Самая мизерная добыча была у маленького Люкса. Он обтряс и облазил целых двадцать пять яблонь, а в сигарной коробке под свежими листьями лежали всего два майских жука. Было только начало мая. Руки и ноги болели, бархатный костюмчик от груди до колен был вытерт и перепачкан известкой от выбеленных стволов.

Сын Оскара скинул рваные отцовские башмаки. Он уже натер пятки до волдырей.

— Интересно, что они скажут, когда нас увидят! Ты боишься?

— Ну да! Мой-то вообще ничего не скажет. Он и сам боится. Выступать страшно! Это я точно знаю.

Сзади послышался грохот колес пивного фургона. Сын письмоводителя, белобрысый и белокожий, как свежевыструганная сосновая доска, и такой же щуплый, как маленький Люкс, широко расставив ноги, стал посреди шоссе и, задрав носик, потребовал:

— Дяденька, подвези!

Как было устоять перед этим трогательным ртом с ровными, чуть редковатыми, крохотными зубками. Плутишка тотчас это заметил по лицу возчика и, не дожидаясь, скомандовал сам:

— Тпру, стой!

Могучие соловые тяжеловозы подобрали головы, выгнув шею в горделивую дугу, и обменялись взглядом, будто сговариваясь не принимать в расчет вес трех таких щеглят.

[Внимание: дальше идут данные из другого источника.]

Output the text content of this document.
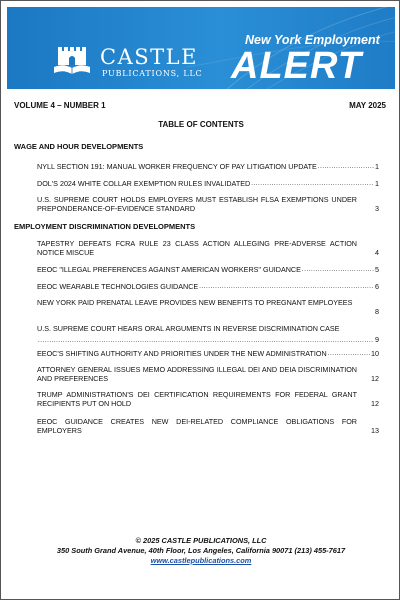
CASTLE
PUBLICATIONS, LLC
New York Employment
ALERT
VOLUME 4 – NUMBER 1	MAY 2025
TABLE OF CONTENTS
WAGE AND HOUR DEVELOPMENTS
NYLL SECTION 191: MANUAL WORKER FREQUENCY OF PAY LITIGATION UPDATE .....	1
DOL'S 2024 WHITE COLLAR EXEMPTION RULES INVALIDATED .....	1
U.S. SUPREME COURT HOLDS EMPLOYERS MUST ESTABLISH FLSA EXEMPTIONS UNDER PREPONDERANCE-OF-EVIDENCE STANDARD	3
EMPLOYMENT DISCRIMINATION DEVELOPMENTS
TAPESTRY DEFEATS FCRA RULE 23 CLASS ACTION ALLEGING PRE-ADVERSE ACTION NOTICE MISCUE	4
EEOC "ILLEGAL PREFERENCES AGAINST AMERICAN WORKERS" GUIDANCE .....	5
EEOC WEARABLE TECHNOLOGIES GUIDANCE .....	6
NEW YORK PAID PRENATAL LEAVE PROVIDES NEW BENEFITS TO PREGNANT EMPLOYEES
8
U.S. SUPREME COURT HEARS ORAL ARGUMENTS IN REVERSE DISCRIMINATION CASE
.....
9
EEOC'S SHIFTING AUTHORITY AND PRIORITIES UNDER THE NEW ADMINISTRATION .....	10
ATTORNEY GENERAL ISSUES MEMO ADDRESSING ILLEGAL DEI AND DEIA DISCRIMINATION AND PREFERENCES	12
TRUMP ADMINISTRATION'S DEI CERTIFICATION REQUIREMENTS FOR FEDERAL GRANT RECIPIENTS PUT ON HOLD	12
EEOC GUIDANCE CREATES NEW DEI-RELATED COMPLIANCE OBLIGATIONS FOR EMPLOYERS	13
© 2025 CASTLE PUBLICATIONS, LLC
350 South Grand Avenue, 40th Floor, Los Angeles, California 90071 (213) 455-7617
www.castlepublications.com
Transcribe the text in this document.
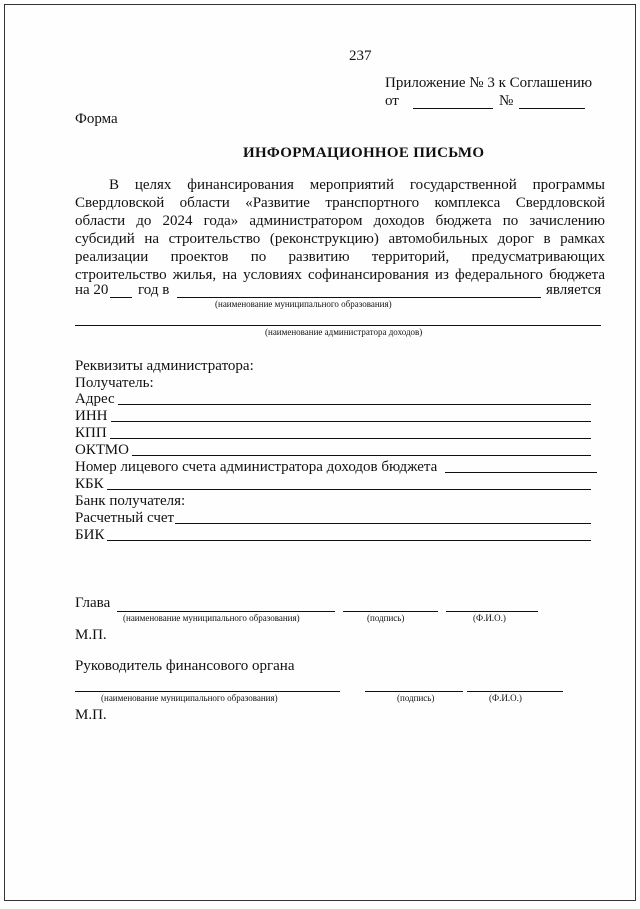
237
Приложение № 3 к Соглашению
от	№
Форма
ИНФОРМАЦИОННОЕ ПИСЬМО
В целях финансирования мероприятий государственной программы
Свердловской области «Развитие транспортного комплекса Свердловской
области до 2024 года» администратором доходов бюджета по зачислению
субсидий на строительство (реконструкцию) автомобильных дорог в рамках
реализации проектов по развитию территорий, предусматривающих
строительство жилья, на условиях софинансирования из федерального бюджета
на 20 год в	является
(наименование муниципального образования)
(наименование администратора доходов)
Реквизиты администратора:
Получатель:
Адрес
ИНН
КПП
ОКТМО
Номер лицевого счета администратора доходов бюджета
КБК
Банк получателя:
Расчетный счет
БИК
Глава
(наименование муниципального образования)	(подпись)	(Ф.И.О.)
М.П.
Руководитель финансового органа
(наименование муниципального образования)	(подпись)	(Ф.И.О.)
М.П.
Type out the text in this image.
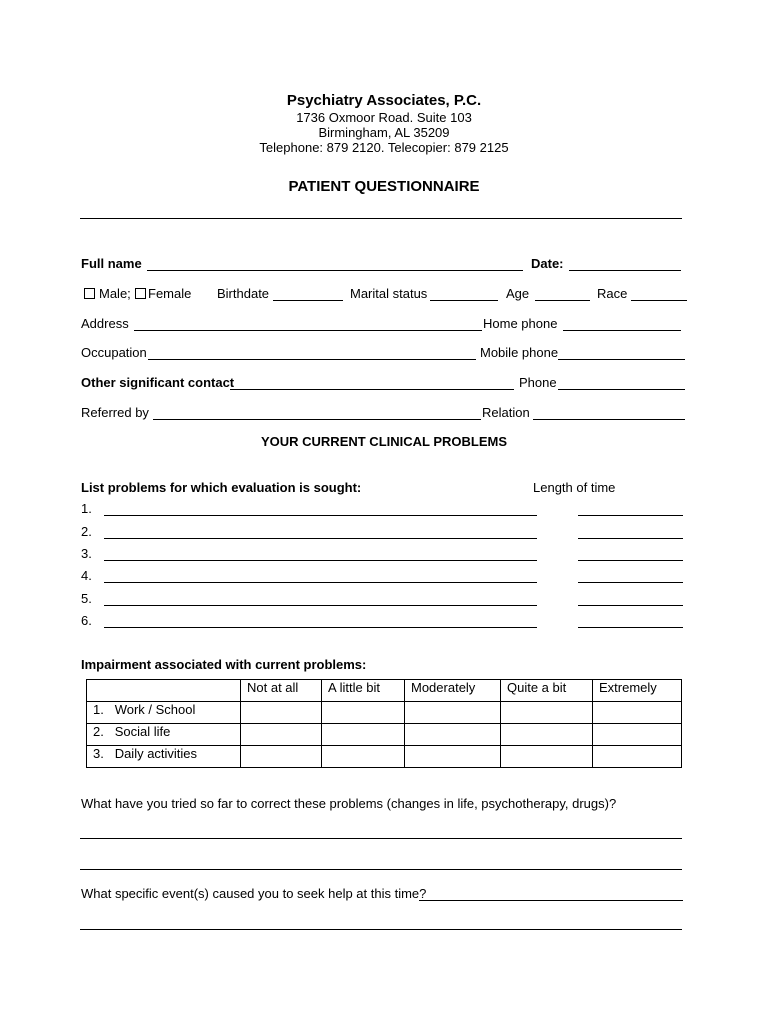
Psychiatry Associates, P.C.
1736 Oxmoor Road. Suite 103
Birmingham, AL 35209
Telephone: 879 2120. Telecopier: 879 2125
PATIENT QUESTIONNAIRE
Full name	Date:
Male; Female Birthdate	Marital status	Age	Race
Address	Home phone
Occupation	Mobile phone
Other significant contact	Phone
Referred by	Relation
YOUR CURRENT CLINICAL PROBLEMS
List problems for which evaluation is sought:	Length of time
1.
2.
3.
4.
5.
6.
Impairment associated with current problems:
	Not at all	A little bit	Moderately	Quite a bit	Extremely
1. Work / School					
2. Social life					
3. Daily activities					
What have you tried so far to correct these problems (changes in life, psychotherapy, drugs)?
What specific event(s) caused you to seek help at this time?
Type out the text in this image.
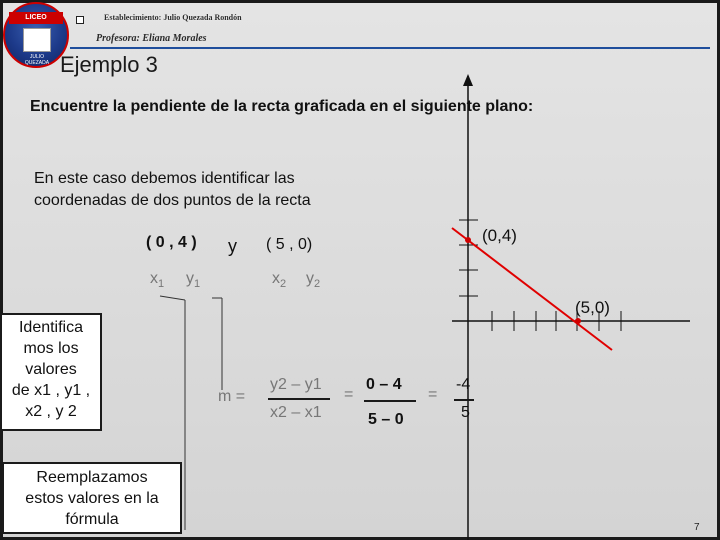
LICEO
JULIO QUEZADA
Establecimiento: Julio Quezada Rondón
Profesora: Eliana Morales
Ejemplo 3
Encuentre la pendiente de la recta graficada en el siguiente plano:
En este caso debemos identificar las
coordenadas de dos puntos de la recta
(0,4)
(5,0)
( 0 , 4 ) y ( 5 , 0)
$x_1$ $y_1$	$x_2$ $y_2$
Identifica
mos los
valores
de x1 , y1 ,
x2 , y 2
Reemplazamos
estos valores en la
fórmula
m =
y2 – y1
x2 – x1
=
0 – 4
5 – 0
=
-4
5
7
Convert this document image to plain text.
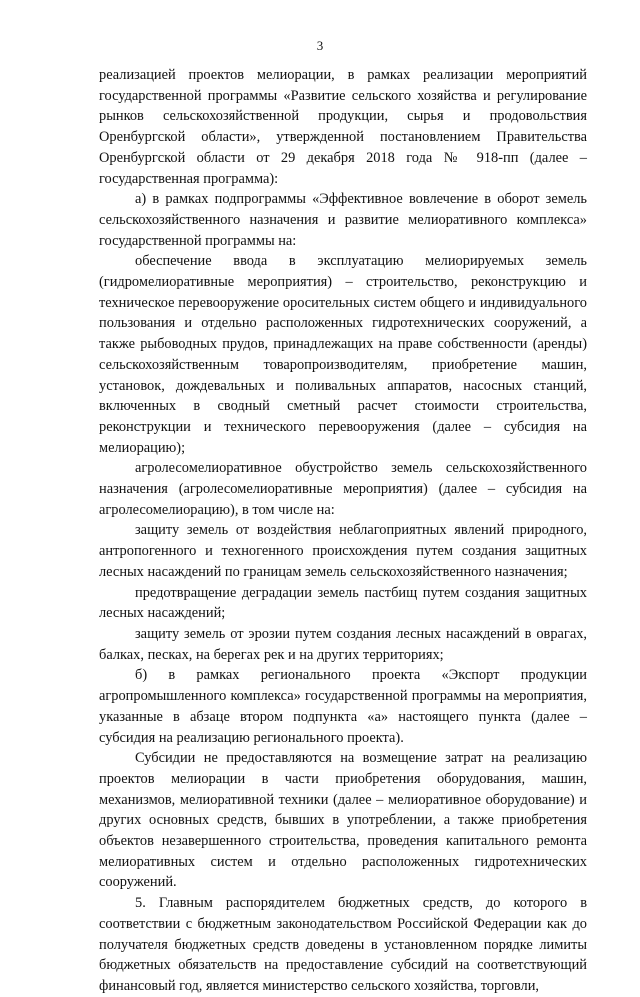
3

реализацией проектов мелиорации, в рамках реализации мероприятий государственной программы «Развитие сельского хозяйства и регулирование рынков сельскохозяйственной продукции, сырья и продовольствия Оренбургской области», утвержденной постановлением Правительства Оренбургской области от 29 декабря 2018 года № 918-пп (далее – государственная программа):

а) в рамках подпрограммы «Эффективное вовлечение в оборот земель сельскохозяйственного назначения и развитие мелиоративного комплекса» государственной программы на:

обеспечение ввода в эксплуатацию мелиорируемых земель (гидромелиоративные мероприятия) – строительство, реконструкцию и техническое перевооружение оросительных систем общего и индивидуального пользования и отдельно расположенных гидротехнических сооружений, а также рыбоводных прудов, принадлежащих на праве собственности (аренды) сельскохозяйственным товаропроизводителям, приобретение машин, установок, дождевальных и поливальных аппаратов, насосных станций, включенных в сводный сметный расчет стоимости строительства, реконструкции и технического перевооружения (далее – субсидия на мелиорацию);

агролесомелиоративное обустройство земель сельскохозяйственного назначения (агролесомелиоративные мероприятия) (далее – субсидия на агролесомелиорацию), в том числе на:

защиту земель от воздействия неблагоприятных явлений природного, антропогенного и техногенного происхождения путем создания защитных лесных насаждений по границам земель сельскохозяйственного назначения;

предотвращение деградации земель пастбищ путем создания защитных лесных насаждений;

защиту земель от эрозии путем создания лесных насаждений в оврагах, балках, песках, на берегах рек и на других территориях;

б) в рамках регионального проекта «Экспорт продукции агропромышленного комплекса» государственной программы на мероприятия, указанные в абзаце втором подпункта «а» настоящего пункта (далее – субсидия на реализацию регионального проекта).

Субсидии не предоставляются на возмещение затрат на реализацию проектов мелиорации в части приобретения оборудования, машин, механизмов, мелиоративной техники (далее – мелиоративное оборудование) и других основных средств, бывших в употреблении, а также приобретения объектов незавершенного строительства, проведения капитального ремонта мелиоративных систем и отдельно расположенных гидротехнических сооружений.

5. Главным распорядителем бюджетных средств, до которого в соответствии с бюджетным законодательством Российской Федерации как до получателя бюджетных средств доведены в установленном порядке лимиты бюджетных обязательств на предоставление субсидий на соответствующий финансовый год, является министерство сельского хозяйства, торговли,
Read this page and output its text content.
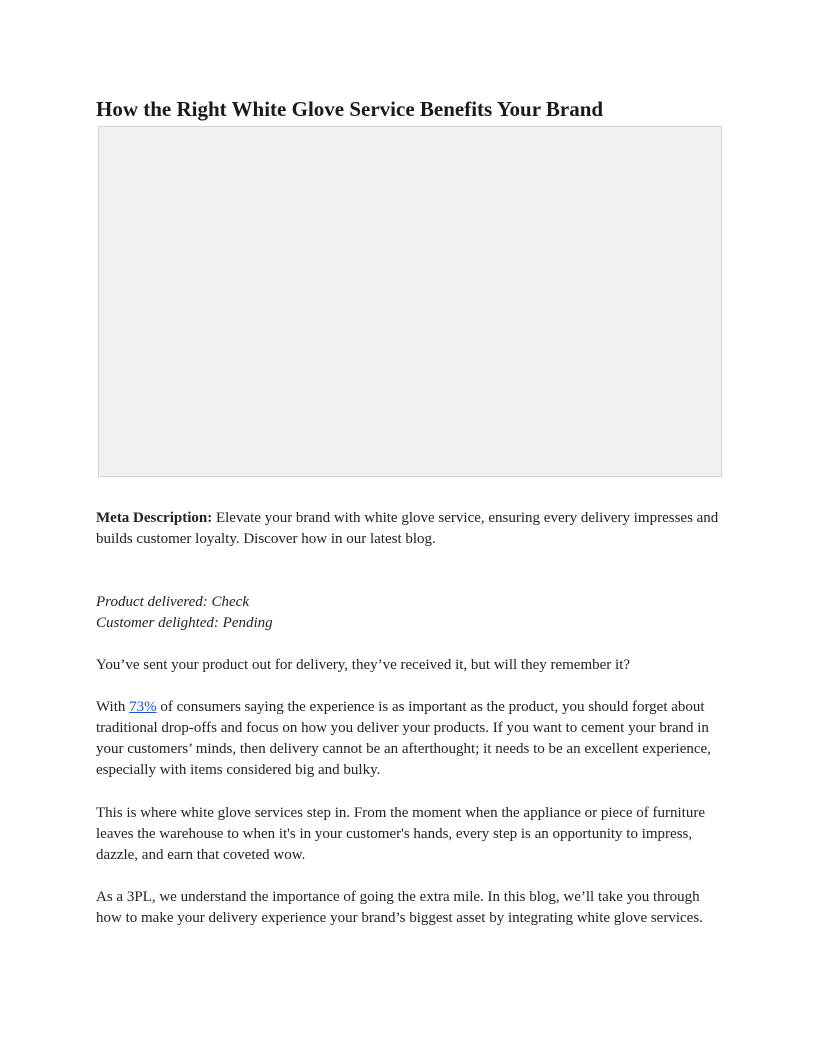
How the Right White Glove Service Benefits Your Brand

Meta Description: Elevate your brand with white glove service, ensuring every delivery impresses and builds customer loyalty. Discover how in our latest blog.

Product delivered: Check
Customer delighted: Pending

You’ve sent your product out for delivery, they’ve received it, but will they remember it?

With 73% of consumers saying the experience is as important as the product, you should forget about traditional drop-offs and focus on how you deliver your products. If you want to cement your brand in your customers’ minds, then delivery cannot be an afterthought; it needs to be an excellent experience, especially with items considered big and bulky.

This is where white glove services step in. From the moment when the appliance or piece of furniture leaves the warehouse to when it's in your customer's hands, every step is an opportunity to impress, dazzle, and earn that coveted wow.

As a 3PL, we understand the importance of going the extra mile. In this blog, we’ll take you through how to make your delivery experience your brand’s biggest asset by integrating white glove services.
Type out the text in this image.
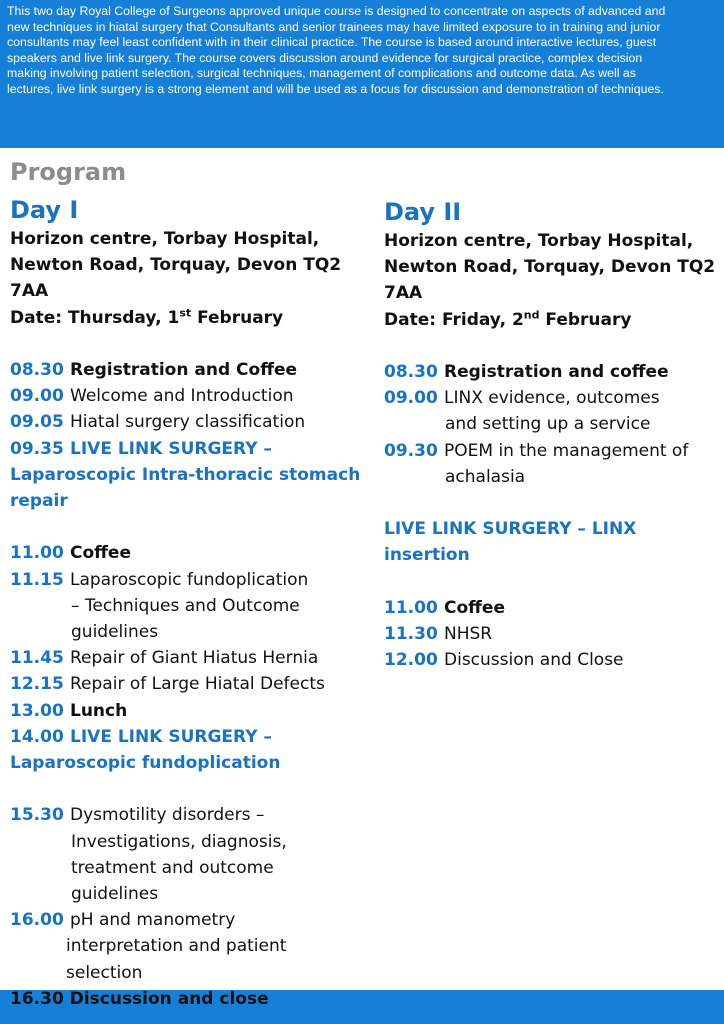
This two day Royal College of Surgeons approved unique course is designed to concentrate on aspects of advanced and new techniques in hiatal surgery that Consultants and senior trainees may have limited exposure to in training and junior consultants may feel least confident with in their clinical practice. The course is based around interactive lectures, guest speakers and live link surgery. The course covers discussion around evidence for surgical practice, complex decision making involving patient selection, surgical techniques, management of complications and outcome data. As well as lectures, live link surgery is a strong element and will be used as a focus for discussion and demonstration of techniques.
Program
Day I
Horizon centre, Torbay Hospital, Newton Road, Torquay, Devon TQ2 7AA
Date: Thursday, 1st February
08.30 Registration and Coffee
09.00 Welcome and Introduction
09.05 Hiatal surgery classification
09.35 LIVE LINK SURGERY –
Laparoscopic Intra-thoracic stomach repair
11.00 Coffee
11.15 Laparoscopic fundoplication
– Techniques and Outcome guidelines
11.45 Repair of Giant Hiatus Hernia
12.15 Repair of Large Hiatal Defects
13.00 Lunch
14.00 LIVE LINK SURGERY –
Laparoscopic fundoplication
15.30 Dysmotility disorders –
Investigations, diagnosis, treatment and outcome guidelines
16.00 pH and manometry
interpretation and patient selection
16.30 Discussion and close
Day II
Horizon centre, Torbay Hospital, Newton Road, Torquay, Devon TQ2 7AA
Date: Friday, 2nd February
08.30 Registration and coffee
09.00 LINX evidence, outcomes
and setting up a service
09.30 POEM in the management of
achalasia
LIVE LINK SURGERY – LINX insertion
11.00 Coffee
11.30 NHSR
12.00 Discussion and Close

Возчик коснулся могучих крупов лишь самым кончиком кнута. Это была скорее ласка. Фургон покатил дальше.

— Вам куда, ребята?

— В оксенфуртское варьете.

Возчик даже обернулся.

— В варьете-е?

— Там вход платный. Мой отец выступает.

— И мой тоже!

— А мой сидит за кассой, за кассой варьете.

— В Оксенфурте? — Покачивая головой, возчик воззрился на окурок сигары, словно окурок виноват, что не предупредил его вовремя. Но так и оставив вопрос нерешенным, крикнул «но!» и легонько дернул вожжами; лошади пошли рысью. Вода угрожающе заплескалась в бутылке с отбитым горлышком.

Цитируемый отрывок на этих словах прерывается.